Los esfuerzos conjuntos de Mijaíl Semiónovich y el mecánico para preparar los coches con vistas al combate dieron un extraño resultado. Los tres blindados (el cuarto estaba en la línea de fuego, al mando de Strashkévich), en perfectas condiciones la víspera, no pudieron moverse, como si les hubiera atacado una parálisis, Nadie podía entender lo que les había sucedido. Se había atascado algo en la bomba y por mucho que soplasen no conseguían hacer arrancar los motores. Por la mañana, en el confuso amanecer, a la luz de las linternas, reinaba una amarga confusión. El capitán Pleshko, pálido, miraba a los lados como un lobo y reclamaba la presencia del mecánico. Empezaron las catástrofes. El mecánico había desaparecido. Resultó que, contrariamente a lo dispuesto, en el grupo de blindados no se tenían sus señas. Corrió el rumor de que había caído repentinamente con tifus. Esto era a las ocho y a las ocho y treinta una nueva calamidad vino a abrumar al capitán Pleshko. El alférez Shpolianski, que a las cuatro de la mañana, después de andar con los coches, había salido hacia Pechersk en una motocicleta conducida por Schur, no volvió a su puesto. La motocicleta había llegado hasta Vérjnaia Telichka, y aunque Schur trató de contener a Shpolianski, insistiendo en que no hiciera una locura, el alférez —cuya intrepidez era conocida por todo el personal del grupo— dejó a Schur y con una carabina y una granada de mano se había ido él solo, en plena noche, a hacer un reconocimiento por la vía férrea. Schur había oído disparos. Estaba completamente seguro de que una patrulla enemiga había llegado hasta Telichka y al tropezar con Shpolianski le había dado muerte en desigual combate. Schur esperó al alférez dos horas, aunque éste le había ordenado que no esperase más que una. Luego debía volver al grupo, tratando de no poner en peligro su persona ni la motocicleta matrícula 8175.
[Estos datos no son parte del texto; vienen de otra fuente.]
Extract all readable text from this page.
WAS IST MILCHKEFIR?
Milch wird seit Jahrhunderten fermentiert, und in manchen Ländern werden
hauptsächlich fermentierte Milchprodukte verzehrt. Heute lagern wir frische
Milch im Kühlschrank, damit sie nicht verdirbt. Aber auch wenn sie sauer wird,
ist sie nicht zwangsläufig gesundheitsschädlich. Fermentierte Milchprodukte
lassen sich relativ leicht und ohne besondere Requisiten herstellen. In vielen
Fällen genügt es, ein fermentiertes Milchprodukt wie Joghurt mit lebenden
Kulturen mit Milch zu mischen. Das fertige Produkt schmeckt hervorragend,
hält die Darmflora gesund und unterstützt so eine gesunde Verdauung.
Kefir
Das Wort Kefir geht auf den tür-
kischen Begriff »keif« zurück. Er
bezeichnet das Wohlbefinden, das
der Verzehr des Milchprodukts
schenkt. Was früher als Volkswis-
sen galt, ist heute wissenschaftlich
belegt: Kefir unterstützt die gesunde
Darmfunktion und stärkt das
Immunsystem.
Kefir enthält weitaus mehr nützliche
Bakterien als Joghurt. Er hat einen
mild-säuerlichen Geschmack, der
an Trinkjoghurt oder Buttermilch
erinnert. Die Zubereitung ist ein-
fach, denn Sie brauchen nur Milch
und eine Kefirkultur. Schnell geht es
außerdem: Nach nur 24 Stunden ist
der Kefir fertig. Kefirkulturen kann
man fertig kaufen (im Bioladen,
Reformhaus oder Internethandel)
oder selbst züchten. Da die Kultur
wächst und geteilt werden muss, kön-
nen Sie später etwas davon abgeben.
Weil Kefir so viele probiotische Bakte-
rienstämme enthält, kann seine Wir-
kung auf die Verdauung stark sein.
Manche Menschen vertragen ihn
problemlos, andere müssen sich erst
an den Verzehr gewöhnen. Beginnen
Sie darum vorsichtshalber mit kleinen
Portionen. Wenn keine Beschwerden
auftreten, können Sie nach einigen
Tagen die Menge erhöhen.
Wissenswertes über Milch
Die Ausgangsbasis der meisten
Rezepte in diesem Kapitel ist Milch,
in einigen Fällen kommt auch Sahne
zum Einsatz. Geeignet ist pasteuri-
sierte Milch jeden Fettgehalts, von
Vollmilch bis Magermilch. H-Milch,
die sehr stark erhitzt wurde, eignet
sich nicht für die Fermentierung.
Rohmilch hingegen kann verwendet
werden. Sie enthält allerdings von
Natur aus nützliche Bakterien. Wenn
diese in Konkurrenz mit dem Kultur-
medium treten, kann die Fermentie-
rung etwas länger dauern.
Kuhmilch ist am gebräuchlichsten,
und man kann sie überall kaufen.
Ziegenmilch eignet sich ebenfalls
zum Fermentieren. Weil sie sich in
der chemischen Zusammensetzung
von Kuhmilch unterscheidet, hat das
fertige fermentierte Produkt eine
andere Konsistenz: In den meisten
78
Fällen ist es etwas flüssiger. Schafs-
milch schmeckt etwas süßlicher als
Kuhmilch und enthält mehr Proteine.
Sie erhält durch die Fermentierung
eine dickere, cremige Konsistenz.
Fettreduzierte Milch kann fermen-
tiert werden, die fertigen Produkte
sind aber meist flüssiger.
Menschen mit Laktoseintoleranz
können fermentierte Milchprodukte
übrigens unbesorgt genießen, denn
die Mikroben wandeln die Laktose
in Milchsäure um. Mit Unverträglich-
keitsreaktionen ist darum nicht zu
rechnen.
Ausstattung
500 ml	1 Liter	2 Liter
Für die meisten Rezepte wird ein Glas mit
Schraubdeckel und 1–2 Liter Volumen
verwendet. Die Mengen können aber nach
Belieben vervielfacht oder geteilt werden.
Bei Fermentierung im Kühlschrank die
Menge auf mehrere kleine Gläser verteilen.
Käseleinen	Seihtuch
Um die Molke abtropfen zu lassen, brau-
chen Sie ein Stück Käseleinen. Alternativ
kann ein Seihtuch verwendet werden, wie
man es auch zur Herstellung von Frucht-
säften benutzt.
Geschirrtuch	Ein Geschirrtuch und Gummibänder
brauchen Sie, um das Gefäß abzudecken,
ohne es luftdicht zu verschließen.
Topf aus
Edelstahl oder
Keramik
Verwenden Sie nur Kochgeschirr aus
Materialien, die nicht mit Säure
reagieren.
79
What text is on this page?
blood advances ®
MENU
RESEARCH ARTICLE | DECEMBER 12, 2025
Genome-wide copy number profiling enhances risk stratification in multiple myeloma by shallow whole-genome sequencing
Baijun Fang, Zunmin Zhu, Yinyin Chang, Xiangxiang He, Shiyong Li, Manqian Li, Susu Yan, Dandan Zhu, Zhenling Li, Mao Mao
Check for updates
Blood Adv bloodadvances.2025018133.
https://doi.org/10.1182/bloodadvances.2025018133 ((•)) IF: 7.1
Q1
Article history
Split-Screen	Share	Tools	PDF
Después de lo que Schur contó, aumentó la palidez del capitán Pleshko. Los pájaros del teléfono cantaban sin cesar desde los Estados Mayores del hetman y del general Kartúzov, exigiendo la salida de los blindados. A las nueve regresó de la línea de fuego el rubicundo y entusiasta Strashkévich, y parte de sus colores se trasladaron a las mejillas del jefe del grupo. El entusiasta había llevado su coche a Pechersk, donde, según queda dicho, había cerrado el paso de la calle Sovórovskaia.
A las diez de la mañana la palidez ya no abandonaba la cara de Pleshko. Habían desaparecido dos apuntadores, dos chóferes y un ametrallador. Todos los intentos de poner en marcha los coches habían sido vanos. Shrur, a quien el capitán Pleshko había mandado en la motocicleta a la línea de fuego, tampoco regresó. Tampoco regresó, se comprende, la motocicleta, pues no podía volver por sí sola. Los pájaros de los teléfonos empezaban a amenazar. Conforme el día clareaba, más milagros se producían en el grupo. Desaparecieron los artilleros Duván y Máltsev y otro par de ametralladores. Los blindados habían adquirido un aspecto enigmático, permanecían abandonados entre un mar de tuercas, llaves inglesas y cubos.
Y al mediodía, al mediodía desapareció el propio jefe del grupo, capitán Pleshko.